Adding up the necessities
Take the phone. Ten years ago I had one phone line, and I paid for long distance only when I used it. Now our landline phone bill includes call waiting, voice mail and long distance - and it has the price tag to match. We each have cell phones as well. My plan is $45 a month, my husband pays $70. So in total, we spend over $150 a month on the telephone. Does that sound crazy to you? It’s a little much for me.

Next is television. Growing up my family didn’t even have cable, so TV was free once you bought the box. But today, we have digital cable with HBO, Showtime and DVR. Each month we pay about $80 for television - even though nearly all the channels come with commercials. And that’s just the service. $500 used to pay for a high-end television. Now we’d be hard-pressed to find a nice flat screen for anywhere near that.

Internet access is another expense that is now a necessity - $40 out the door each month for that. In total we’re spending nearly $300 a month - that’s a car payment - for a new set of “utilities.” And we don’t have satellite radio, NetFlix, HDTV, magazine subscriptions or a cleaning service. If we were to add those items to our budget, it would be closer to $500 a month on all these little miscellaneous things.

What else do we pay for? Of course there are utilities like gas, water and electric. There’s the cost of groceries, eating out, gas for the car. Every once is a while, haircuts, manicures and pedicures. Plus a gym and golf club membership. (Golf can be a very expensive hobby!) We don’t think we live a lavish lifestyle - we live in a 1,300 square-foot ranch house and drive 6- and 7-year-old cars. But when I look at our spending, I feel like we’re living pretty large.

It all adds up - and so does your budget
How quickly it adds up is a little scary - and it shows why more people are going into debt. Many people - including me - view these things as necessities, when they’re not. So if you’ve got a $150 cable bill and $150 cell phone bill due but need to pay for groceries, you put it on a credit card. To keep car payments down, many people opt for 5 or even 7 year loans instead of 3. That may keep your car payment low, but it costs a lot more over the long run and you can even end up owing money for a car you no longer drive. That’s not smart.

Being smart about debt starts with being smart about spending - and I know I struggle with that sometimes, especially when we’ve got a wedding to go to and I want a $30 pedicure. It can be hard to live within your means (the secret to staying out of debt) when you feel entitled to DVR, broadband internet and new car every 4 years.

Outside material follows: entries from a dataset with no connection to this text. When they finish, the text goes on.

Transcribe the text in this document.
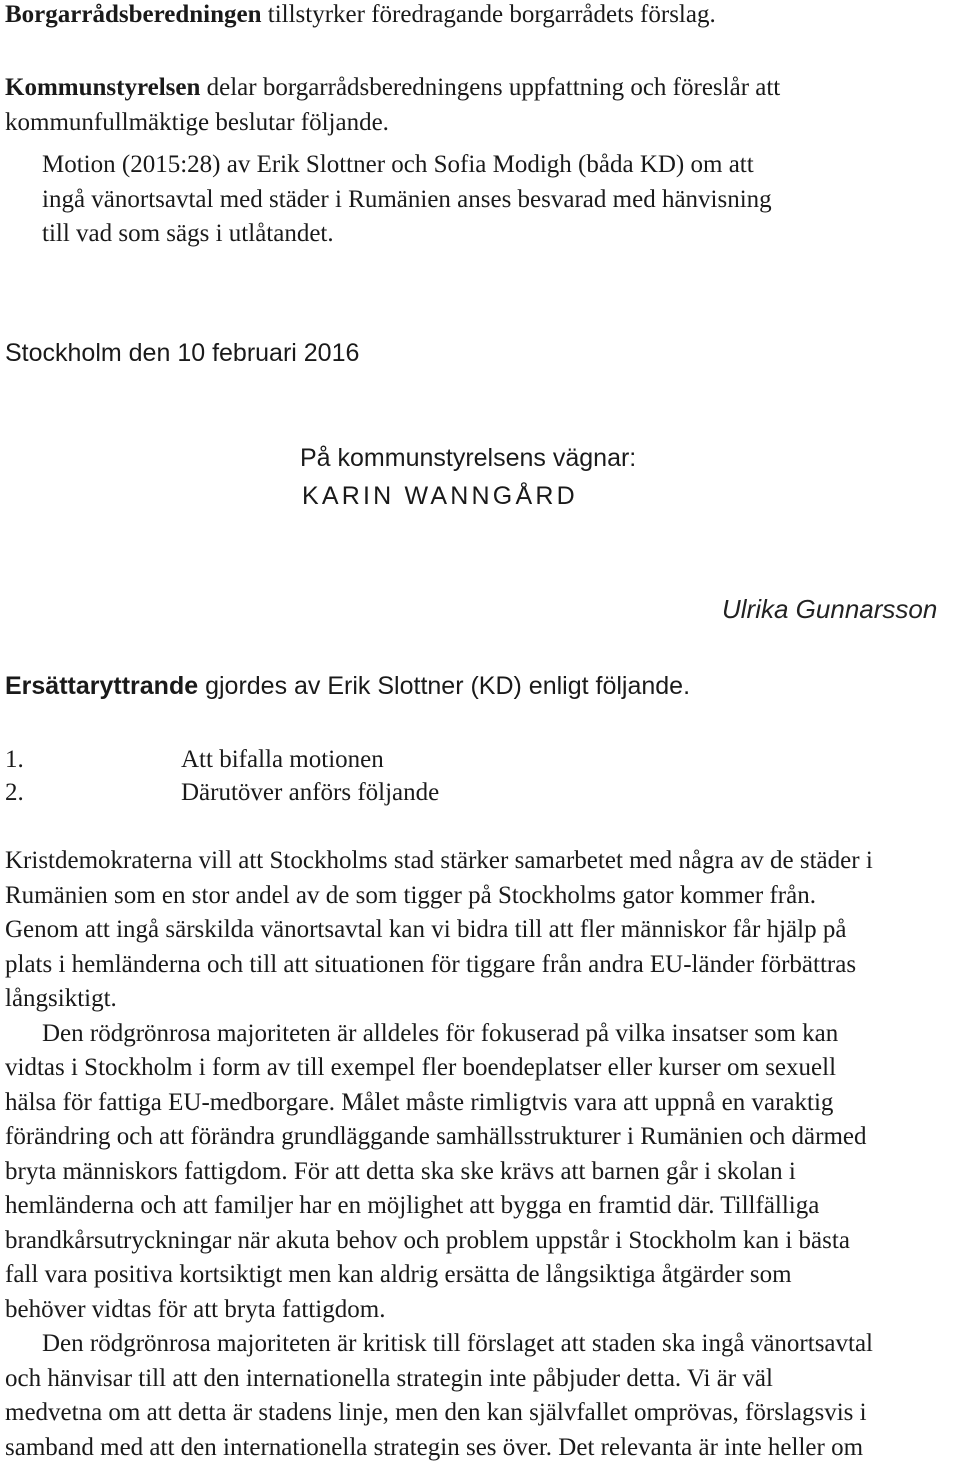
Borgarrådsberedningen tillstyrker föredragande borgarrådets förslag.
Kommunstyrelsen delar borgarrådsberedningens uppfattning och föreslår att
kommunfullmäktige beslutar följande.
Motion (2015:28) av Erik Slottner och Sofia Modigh (båda KD) om att
ingå vänortsavtal med städer i Rumänien anses besvarad med hänvisning
till vad som sägs i utlåtandet.
Stockholm den 10 februari 2016
På kommunstyrelsens vägnar:
KARIN WANNGÅRD
Ulrika Gunnarsson
Ersättaryttrande gjordes av Erik Slottner (KD) enligt följande.
1.	Att bifalla motionen
2.	Därutöver anförs följande
Kristdemokraterna vill att Stockholms stad stärker samarbetet med några av de städer i
Rumänien som en stor andel av de som tigger på Stockholms gator kommer från.
Genom att ingå särskilda vänortsavtal kan vi bidra till att fler människor får hjälp på
plats i hemländerna och till att situationen för tiggare från andra EU-länder förbättras
långsiktigt.
Den rödgrönrosa majoriteten är alldeles för fokuserad på vilka insatser som kan
vidtas i Stockholm i form av till exempel fler boendeplatser eller kurser om sexuell
hälsa för fattiga EU-medborgare. Målet måste rimligtvis vara att uppnå en varaktig
förändring och att förändra grundläggande samhällsstrukturer i Rumänien och därmed
bryta människors fattigdom. För att detta ska ske krävs att barnen går i skolan i
hemländerna och att familjer har en möjlighet att bygga en framtid där. Tillfälliga
brandkårsutryckningar när akuta behov och problem uppstår i Stockholm kan i bästa
fall vara positiva kortsiktigt men kan aldrig ersätta de långsiktiga åtgärder som
behöver vidtas för att bryta fattigdom.
Den rödgrönrosa majoriteten är kritisk till förslaget att staden ska ingå vänortsavtal
och hänvisar till att den internationella strategin inte påbjuder detta. Vi är väl
medvetna om att detta är stadens linje, men den kan självfallet omprövas, förslagsvis i
samband med att den internationella strategin ses över. Det relevanta är inte heller om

Living like a miser isn’t the answer - but there are smarter choices.

Cutting the fat
So what are some options? For us, combining cell phone plans would likely save us $40 a month. We’ve already dropped the voice mail on our phone service and switched it to the local cable company. We used to eat out nearly every meal on weekends, now we eat in a lot more often. We’re not ready for more - the golf membership discussion was a short one. But at least we’ve started to realize that life’s little necessities can really make a dent in you budget!